The measured thicknesses of Bowman\'s layer and the corneal epithelium using the Mirau-UHR-LF-SD-OCT were both accurate, with the range for healthy in vivo thicknesses matching prior confocal and OCT systems of varying axial resolutions, and repeatable, equaling the best value prior reported.

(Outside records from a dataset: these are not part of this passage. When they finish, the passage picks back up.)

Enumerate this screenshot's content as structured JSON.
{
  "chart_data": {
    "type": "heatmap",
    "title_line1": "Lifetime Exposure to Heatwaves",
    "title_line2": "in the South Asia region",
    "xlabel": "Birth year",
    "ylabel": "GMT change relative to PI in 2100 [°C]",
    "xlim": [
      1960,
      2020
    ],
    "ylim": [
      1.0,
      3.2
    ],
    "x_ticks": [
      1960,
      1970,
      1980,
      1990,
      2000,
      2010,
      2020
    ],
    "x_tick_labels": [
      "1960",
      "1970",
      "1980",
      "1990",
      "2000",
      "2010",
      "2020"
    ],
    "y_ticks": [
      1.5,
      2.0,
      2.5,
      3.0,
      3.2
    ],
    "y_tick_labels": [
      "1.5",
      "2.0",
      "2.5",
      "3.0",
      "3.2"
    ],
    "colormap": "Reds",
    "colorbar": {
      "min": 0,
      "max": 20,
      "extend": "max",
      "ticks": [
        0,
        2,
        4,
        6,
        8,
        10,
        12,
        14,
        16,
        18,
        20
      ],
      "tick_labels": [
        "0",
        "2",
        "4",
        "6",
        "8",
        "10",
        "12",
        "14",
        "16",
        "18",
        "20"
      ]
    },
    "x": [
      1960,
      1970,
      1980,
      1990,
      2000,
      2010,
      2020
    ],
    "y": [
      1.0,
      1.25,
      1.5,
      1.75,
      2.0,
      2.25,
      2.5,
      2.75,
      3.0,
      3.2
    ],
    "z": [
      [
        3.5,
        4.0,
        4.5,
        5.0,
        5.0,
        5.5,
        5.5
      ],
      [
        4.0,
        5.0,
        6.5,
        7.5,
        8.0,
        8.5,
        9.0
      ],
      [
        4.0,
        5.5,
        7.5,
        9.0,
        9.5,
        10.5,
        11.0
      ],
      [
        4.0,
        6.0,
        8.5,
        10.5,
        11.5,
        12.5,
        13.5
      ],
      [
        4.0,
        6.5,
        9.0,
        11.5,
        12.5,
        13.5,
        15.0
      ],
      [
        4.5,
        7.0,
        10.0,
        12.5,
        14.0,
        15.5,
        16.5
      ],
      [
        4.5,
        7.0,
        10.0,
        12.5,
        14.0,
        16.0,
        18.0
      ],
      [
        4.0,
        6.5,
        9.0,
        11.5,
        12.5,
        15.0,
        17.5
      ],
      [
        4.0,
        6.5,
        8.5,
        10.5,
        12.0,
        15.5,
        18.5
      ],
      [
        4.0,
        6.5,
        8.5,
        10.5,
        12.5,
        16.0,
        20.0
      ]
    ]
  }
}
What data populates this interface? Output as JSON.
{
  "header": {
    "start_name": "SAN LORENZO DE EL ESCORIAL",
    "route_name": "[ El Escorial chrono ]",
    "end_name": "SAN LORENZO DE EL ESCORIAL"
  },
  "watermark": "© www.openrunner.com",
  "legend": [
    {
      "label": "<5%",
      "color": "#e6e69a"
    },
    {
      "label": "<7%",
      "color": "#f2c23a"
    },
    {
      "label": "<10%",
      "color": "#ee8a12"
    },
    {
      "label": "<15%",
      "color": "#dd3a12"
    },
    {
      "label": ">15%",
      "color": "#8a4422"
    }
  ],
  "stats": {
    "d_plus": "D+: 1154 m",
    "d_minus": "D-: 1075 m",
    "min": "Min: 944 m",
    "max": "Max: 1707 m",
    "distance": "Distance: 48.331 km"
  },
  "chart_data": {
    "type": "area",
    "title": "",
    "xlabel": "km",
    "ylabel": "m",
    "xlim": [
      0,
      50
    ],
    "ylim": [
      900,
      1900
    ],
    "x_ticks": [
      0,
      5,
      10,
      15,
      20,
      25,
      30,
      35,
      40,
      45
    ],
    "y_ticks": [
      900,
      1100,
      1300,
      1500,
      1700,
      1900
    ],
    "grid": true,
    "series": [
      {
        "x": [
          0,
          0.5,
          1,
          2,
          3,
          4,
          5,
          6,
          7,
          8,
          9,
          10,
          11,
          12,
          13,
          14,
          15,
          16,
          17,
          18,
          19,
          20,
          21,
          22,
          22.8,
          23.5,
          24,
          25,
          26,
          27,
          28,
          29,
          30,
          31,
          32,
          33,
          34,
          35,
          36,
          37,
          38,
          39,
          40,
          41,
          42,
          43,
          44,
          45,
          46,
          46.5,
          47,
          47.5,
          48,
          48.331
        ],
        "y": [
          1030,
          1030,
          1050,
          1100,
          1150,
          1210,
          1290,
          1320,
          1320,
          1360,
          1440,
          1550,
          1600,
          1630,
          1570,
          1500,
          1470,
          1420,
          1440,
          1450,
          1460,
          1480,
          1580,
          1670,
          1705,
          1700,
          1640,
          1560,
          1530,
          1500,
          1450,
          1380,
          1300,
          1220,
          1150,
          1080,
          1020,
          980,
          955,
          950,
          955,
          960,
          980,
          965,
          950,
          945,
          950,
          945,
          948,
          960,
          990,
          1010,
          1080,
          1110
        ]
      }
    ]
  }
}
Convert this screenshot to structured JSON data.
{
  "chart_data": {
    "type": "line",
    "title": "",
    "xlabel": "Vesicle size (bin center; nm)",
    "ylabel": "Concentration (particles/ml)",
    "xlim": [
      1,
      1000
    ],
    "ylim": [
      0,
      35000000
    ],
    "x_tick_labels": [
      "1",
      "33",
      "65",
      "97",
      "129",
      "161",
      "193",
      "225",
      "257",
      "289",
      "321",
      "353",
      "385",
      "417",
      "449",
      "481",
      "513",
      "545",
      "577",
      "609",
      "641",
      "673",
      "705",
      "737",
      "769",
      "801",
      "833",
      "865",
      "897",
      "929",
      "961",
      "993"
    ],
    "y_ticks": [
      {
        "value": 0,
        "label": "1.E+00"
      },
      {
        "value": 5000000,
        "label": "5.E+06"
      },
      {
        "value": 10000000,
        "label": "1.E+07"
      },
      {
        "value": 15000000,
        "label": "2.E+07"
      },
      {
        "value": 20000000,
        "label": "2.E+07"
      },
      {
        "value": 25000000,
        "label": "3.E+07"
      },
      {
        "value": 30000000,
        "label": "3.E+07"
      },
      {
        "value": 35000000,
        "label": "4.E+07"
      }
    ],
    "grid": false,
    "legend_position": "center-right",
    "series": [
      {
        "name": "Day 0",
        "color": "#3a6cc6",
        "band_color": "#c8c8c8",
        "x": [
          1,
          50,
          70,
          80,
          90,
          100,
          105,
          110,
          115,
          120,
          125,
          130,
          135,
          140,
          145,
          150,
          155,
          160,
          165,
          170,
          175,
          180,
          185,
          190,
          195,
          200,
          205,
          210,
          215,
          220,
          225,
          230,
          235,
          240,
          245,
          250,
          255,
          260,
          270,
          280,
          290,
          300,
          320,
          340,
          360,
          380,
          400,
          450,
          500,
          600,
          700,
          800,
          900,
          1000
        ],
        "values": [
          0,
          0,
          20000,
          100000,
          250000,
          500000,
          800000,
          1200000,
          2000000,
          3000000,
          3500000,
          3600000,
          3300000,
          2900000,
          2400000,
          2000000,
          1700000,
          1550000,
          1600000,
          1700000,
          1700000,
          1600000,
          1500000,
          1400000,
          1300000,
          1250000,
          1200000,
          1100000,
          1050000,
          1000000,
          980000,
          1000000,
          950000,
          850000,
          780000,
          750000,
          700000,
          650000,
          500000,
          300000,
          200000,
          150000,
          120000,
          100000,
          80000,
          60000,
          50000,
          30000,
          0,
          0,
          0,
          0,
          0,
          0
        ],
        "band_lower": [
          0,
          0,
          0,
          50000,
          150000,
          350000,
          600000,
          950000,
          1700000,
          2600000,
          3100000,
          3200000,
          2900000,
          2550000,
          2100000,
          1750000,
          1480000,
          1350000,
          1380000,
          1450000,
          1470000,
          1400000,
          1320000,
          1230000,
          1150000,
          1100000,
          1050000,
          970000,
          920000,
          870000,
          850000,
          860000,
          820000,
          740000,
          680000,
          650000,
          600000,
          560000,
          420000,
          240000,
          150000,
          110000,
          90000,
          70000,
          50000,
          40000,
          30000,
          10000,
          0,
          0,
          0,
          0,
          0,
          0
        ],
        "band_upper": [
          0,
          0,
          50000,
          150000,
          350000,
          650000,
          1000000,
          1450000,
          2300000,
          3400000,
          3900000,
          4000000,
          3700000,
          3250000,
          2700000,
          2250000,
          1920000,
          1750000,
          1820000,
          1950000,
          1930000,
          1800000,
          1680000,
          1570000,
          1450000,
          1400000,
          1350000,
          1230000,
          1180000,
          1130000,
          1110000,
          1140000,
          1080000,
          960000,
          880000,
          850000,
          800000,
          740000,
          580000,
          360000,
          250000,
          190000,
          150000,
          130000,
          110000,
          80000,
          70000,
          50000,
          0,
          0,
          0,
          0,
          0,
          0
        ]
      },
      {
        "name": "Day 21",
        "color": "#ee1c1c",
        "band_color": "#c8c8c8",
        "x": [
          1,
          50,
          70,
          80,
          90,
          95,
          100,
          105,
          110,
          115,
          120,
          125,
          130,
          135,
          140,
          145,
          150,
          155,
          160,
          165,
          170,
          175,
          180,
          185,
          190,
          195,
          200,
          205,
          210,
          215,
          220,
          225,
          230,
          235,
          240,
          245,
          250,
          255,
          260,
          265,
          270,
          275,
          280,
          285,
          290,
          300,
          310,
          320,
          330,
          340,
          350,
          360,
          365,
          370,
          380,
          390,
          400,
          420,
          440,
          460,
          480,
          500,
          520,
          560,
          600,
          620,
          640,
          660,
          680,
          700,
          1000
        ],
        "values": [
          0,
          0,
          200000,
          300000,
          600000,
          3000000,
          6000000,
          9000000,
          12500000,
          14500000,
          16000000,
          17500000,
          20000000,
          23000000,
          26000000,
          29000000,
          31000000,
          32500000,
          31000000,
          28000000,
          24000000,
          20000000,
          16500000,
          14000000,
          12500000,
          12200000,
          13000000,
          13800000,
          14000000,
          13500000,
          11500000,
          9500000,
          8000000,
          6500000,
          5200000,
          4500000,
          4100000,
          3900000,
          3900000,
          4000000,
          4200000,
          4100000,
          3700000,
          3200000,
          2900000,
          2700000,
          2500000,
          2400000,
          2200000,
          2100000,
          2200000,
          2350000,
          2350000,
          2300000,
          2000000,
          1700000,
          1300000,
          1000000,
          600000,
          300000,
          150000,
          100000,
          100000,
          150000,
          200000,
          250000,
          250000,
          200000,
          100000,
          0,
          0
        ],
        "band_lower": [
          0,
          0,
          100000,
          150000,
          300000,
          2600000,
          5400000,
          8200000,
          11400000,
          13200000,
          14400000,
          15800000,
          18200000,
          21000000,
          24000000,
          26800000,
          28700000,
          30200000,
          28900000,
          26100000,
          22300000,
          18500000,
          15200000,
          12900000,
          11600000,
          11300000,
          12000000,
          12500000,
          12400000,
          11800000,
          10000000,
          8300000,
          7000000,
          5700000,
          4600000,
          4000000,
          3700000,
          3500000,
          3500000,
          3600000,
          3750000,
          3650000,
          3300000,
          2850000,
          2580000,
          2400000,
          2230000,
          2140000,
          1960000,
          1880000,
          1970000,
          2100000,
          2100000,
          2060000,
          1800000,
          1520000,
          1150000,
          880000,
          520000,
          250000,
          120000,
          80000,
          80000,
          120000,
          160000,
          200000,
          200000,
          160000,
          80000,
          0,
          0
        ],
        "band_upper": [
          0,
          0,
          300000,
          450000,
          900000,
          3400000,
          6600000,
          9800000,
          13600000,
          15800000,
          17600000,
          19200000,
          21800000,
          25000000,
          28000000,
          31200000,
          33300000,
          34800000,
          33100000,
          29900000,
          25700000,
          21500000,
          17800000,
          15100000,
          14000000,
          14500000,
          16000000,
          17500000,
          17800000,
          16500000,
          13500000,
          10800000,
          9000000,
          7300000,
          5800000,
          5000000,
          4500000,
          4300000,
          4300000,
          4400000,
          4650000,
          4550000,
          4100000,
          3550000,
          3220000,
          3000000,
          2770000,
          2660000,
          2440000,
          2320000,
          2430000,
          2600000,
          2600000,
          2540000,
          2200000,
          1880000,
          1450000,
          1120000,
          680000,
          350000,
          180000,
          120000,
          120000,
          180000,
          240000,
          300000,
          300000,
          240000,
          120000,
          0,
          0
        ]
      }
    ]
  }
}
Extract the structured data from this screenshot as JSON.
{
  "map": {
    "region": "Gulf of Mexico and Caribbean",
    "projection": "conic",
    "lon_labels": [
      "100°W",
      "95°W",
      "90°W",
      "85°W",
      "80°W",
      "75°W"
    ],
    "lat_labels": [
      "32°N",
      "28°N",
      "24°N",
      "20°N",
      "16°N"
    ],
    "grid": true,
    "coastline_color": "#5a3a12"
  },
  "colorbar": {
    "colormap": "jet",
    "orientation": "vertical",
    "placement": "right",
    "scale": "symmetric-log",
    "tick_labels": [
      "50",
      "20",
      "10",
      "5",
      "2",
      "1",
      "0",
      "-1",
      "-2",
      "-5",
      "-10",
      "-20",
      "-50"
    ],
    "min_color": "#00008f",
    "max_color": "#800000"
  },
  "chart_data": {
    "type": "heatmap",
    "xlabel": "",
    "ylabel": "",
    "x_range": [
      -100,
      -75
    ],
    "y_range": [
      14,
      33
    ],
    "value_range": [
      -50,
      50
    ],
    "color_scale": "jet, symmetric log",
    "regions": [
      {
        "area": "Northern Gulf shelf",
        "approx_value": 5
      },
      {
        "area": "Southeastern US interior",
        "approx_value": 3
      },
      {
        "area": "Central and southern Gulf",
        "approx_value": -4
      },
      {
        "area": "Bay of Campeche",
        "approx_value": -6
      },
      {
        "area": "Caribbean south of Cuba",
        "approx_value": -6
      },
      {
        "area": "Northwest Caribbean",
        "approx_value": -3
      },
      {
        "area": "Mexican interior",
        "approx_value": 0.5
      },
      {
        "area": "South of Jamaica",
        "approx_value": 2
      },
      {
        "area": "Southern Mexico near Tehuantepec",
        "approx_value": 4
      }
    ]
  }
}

T1. Development of a commercially viable clinical UHR OCT technology, enabling accurate measurement and interpretation of Bowman\'s and epithelial layer thickness in clinical practice.
摘要:
这项研究的目的是评估准确性,重复性,和体内Mirau超高轴向分辨率(UHR)线场谱域(LF-SD)光学相干断层扫描(OCT)的性能极限,用于测量Bowman和上皮厚度,并为健康角膜提供这些值的参考范围。
本研究包括无角膜疾病病史和证据的志愿者。在正常界面矢量方向上获得了中央角膜的体内图搜索图像分割。使用的Mirau-UHR-LF-SD-OCT系统在空气中的轴向分辨率低至2.4µm(在组织中为1.7µm),A扫描速度为204.8kHz,信噪比(灵敏度)为69(83)dB。
包括9名志愿者,其中一人戴着隐形眼镜。平均Bowman's和上皮厚度的可重复性为0.3和1.0µm,分别。Bowman层的健康体内厚度测量的95%群体范围为13.7至19.6µm,上皮层为41.9至61.8µm。
使用Mirau-UHR-LF-SD-OCT测量的Bowman层和角膜上皮的厚度都是准确的,与健康的体内厚度范围相匹配的现有共焦和OCT系统的不同轴向分辨率,并且可重复,等于先前报告的最佳值。
T1。开发商业上可行的临床UHROCT技术,能够在临床实践中准确测量和解释鲍曼和上皮层厚度。
本研究包括无角膜疾病病史和证据的志愿者。在正常界面矢量方向上获得了中央角膜的体内图搜索图像分割。使用的Mirau-UHR-LF-SD-OCT系统在空气中的轴向分辨率低至2.4µm(在组织中为1.7µm),A扫描速度为204.8kHz,信噪比(灵敏度)为69(83)dB。
包括9名志愿者,其中一人戴着隐形眼镜。平均Bowman's和上皮厚度的可重复性为0.3和1.0µm,分别。Bowman层的健康体内厚度测量的95%群体范围为13.7至19.6µm,上皮层为41.9至61.8µm。
使用Mirau-UHR-LF-SD-OCT测量的Bowman层和角膜上皮的厚度都是准确的,与健康的体内厚度范围相匹配的现有共焦和OCT系统的不同轴向分辨率,并且可重复,等于先前报告的最佳值。
T1。开发商业上可行的临床UHROCT技术,能够在临床实践中准确测量和解释鲍曼和上皮层厚度。